Continuous Improvement
Lean manufacturers will constantly keep an eye on their processes and continue to make improvements to reduce waste and add value. Constant vigilance is essential.
To apply lean principles to your manufacturing process, you will need tools to help you identify waste. One methodology that pairs well with lean manufacturing, especially for battery testing, is 5S.
Enhancing Lean Manufacturing With 5S
Used as a tool to help with lean manufacturing, 5S practitioners aspire to establish more efficient manufacturing operations. 5S is a way of making a workspace safer, uncluttered, organized, and maximized for productivity.
This methodology of continued improvement centers around five activities:
- Sort (remove that which isn’t needed)
- Set in Order (organize what remains)
- Shine (inspect and clean the work area)
- Standardize (record standards for 5S)
- Sustain (consistently apply 5S standards)
Labs will often add “safe” to this list, making it 6S.
While lean manufacturing tends to look at the overall production process, 5S focuses a bit more on making a workspace cleaner and more efficient. Both methodologies center around maximizing productivity.
So how can they benefit battery testing?
Battery Testing: Safe and Lean
A portion of lab activity could be considered ‘non-value add’ work, or ‘non-lean.’ These are activities or processes customers wouldn’t identify as adding value.
For battery testing, non-lean work is often defined by idle time, excess movements, and handling. This could include:
- Spending time connecting channels from your battery testing equipment to your cells, modules, or packs inside a chamber.
- Establishing communication between your battery testing equipment and environmental test chambers without proper technology.
- Physically moving and tracking batteries.
- Building test profiles and configurations to match your battery tester.
- Attempting to collect useful data, and analyze it.
Non-lean approaches are not only inefficient but potentially dangerous for battery testing.
That’s why AES has incorporated lean manufacturing and 6S principles into its patent-pending ATP series. For instance, it’s not uncommon for a lab’s connecting wires to resemble a messy bowl of spaghetti. Even clearly color-coded and labeled wires produce motion waste—you have to spend more time ensuring they’re in the right place and connected to your cells.
Alternatively, lean battery testing involves a cable management system where it’s impossible for cords to tangle or obstruct testing procedures.

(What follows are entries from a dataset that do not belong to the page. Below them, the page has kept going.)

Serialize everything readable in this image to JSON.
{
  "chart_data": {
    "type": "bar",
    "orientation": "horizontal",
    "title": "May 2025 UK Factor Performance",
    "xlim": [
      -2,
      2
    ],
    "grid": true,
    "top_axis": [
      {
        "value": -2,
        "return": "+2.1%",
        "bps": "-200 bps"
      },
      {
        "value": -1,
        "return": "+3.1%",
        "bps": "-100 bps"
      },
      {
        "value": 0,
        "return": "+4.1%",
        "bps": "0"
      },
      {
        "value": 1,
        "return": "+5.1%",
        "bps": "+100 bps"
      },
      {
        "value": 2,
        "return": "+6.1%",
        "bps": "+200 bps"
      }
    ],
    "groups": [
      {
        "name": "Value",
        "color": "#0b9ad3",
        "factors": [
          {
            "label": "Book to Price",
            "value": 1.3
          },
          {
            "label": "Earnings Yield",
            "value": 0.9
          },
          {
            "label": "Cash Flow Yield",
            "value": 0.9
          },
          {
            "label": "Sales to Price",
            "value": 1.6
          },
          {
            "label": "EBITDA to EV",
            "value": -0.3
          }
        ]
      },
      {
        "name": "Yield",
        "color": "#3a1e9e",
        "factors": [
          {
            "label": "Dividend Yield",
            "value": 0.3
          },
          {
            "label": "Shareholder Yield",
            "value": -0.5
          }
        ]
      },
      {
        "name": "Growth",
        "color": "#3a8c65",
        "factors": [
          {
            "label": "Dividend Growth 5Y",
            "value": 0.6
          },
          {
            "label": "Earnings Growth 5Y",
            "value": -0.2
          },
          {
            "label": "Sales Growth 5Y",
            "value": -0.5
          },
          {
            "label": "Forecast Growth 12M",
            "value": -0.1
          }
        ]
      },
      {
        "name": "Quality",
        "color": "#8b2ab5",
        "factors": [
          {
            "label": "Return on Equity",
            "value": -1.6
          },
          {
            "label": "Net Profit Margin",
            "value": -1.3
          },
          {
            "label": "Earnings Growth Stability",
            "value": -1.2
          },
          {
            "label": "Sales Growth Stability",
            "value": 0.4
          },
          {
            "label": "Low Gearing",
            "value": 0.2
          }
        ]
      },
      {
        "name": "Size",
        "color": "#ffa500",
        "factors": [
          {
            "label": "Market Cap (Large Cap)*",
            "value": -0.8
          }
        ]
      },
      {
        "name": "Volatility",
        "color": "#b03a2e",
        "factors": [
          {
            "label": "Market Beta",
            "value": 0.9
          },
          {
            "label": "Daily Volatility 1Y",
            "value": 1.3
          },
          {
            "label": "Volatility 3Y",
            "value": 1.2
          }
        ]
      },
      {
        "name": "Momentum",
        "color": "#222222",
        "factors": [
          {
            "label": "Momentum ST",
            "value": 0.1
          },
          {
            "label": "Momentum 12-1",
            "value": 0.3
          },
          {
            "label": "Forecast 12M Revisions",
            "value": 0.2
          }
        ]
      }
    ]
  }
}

AES's battery chambers do not have any cables visible to the users. The cables are neatly routed within the igus track underneath the shelf and out of the way, eliminating the chance for motion waste.
This design feature creates more flow and optimizes battery testing by reducing the amount of energy that goes into switching battery cells in and out of a test chamber.
AES’s lean battery fixtures feature sliding shelves for easy and safe access.
Then there’s the collection of data and communication. The AESONE combination of software and hardware enables users to control the chamber and collect real-time data from their laptop or tablet—regardless of location. This monitoring adds a level of safety to your operations, not to mention makes for easy coordination among team members.
AES has a couple of standard options for its battery testing solutions, but is always expanding. ATPHEAVY is a battery testing fixture designed to test batteries up to 1000 amps per channel. ATPPRIME is a test chamber specifically configured for testing nearly all battery cell types, and ATPFLEX is a battery testing fixture that can be added to existing chambers, regardless of the manufacturer.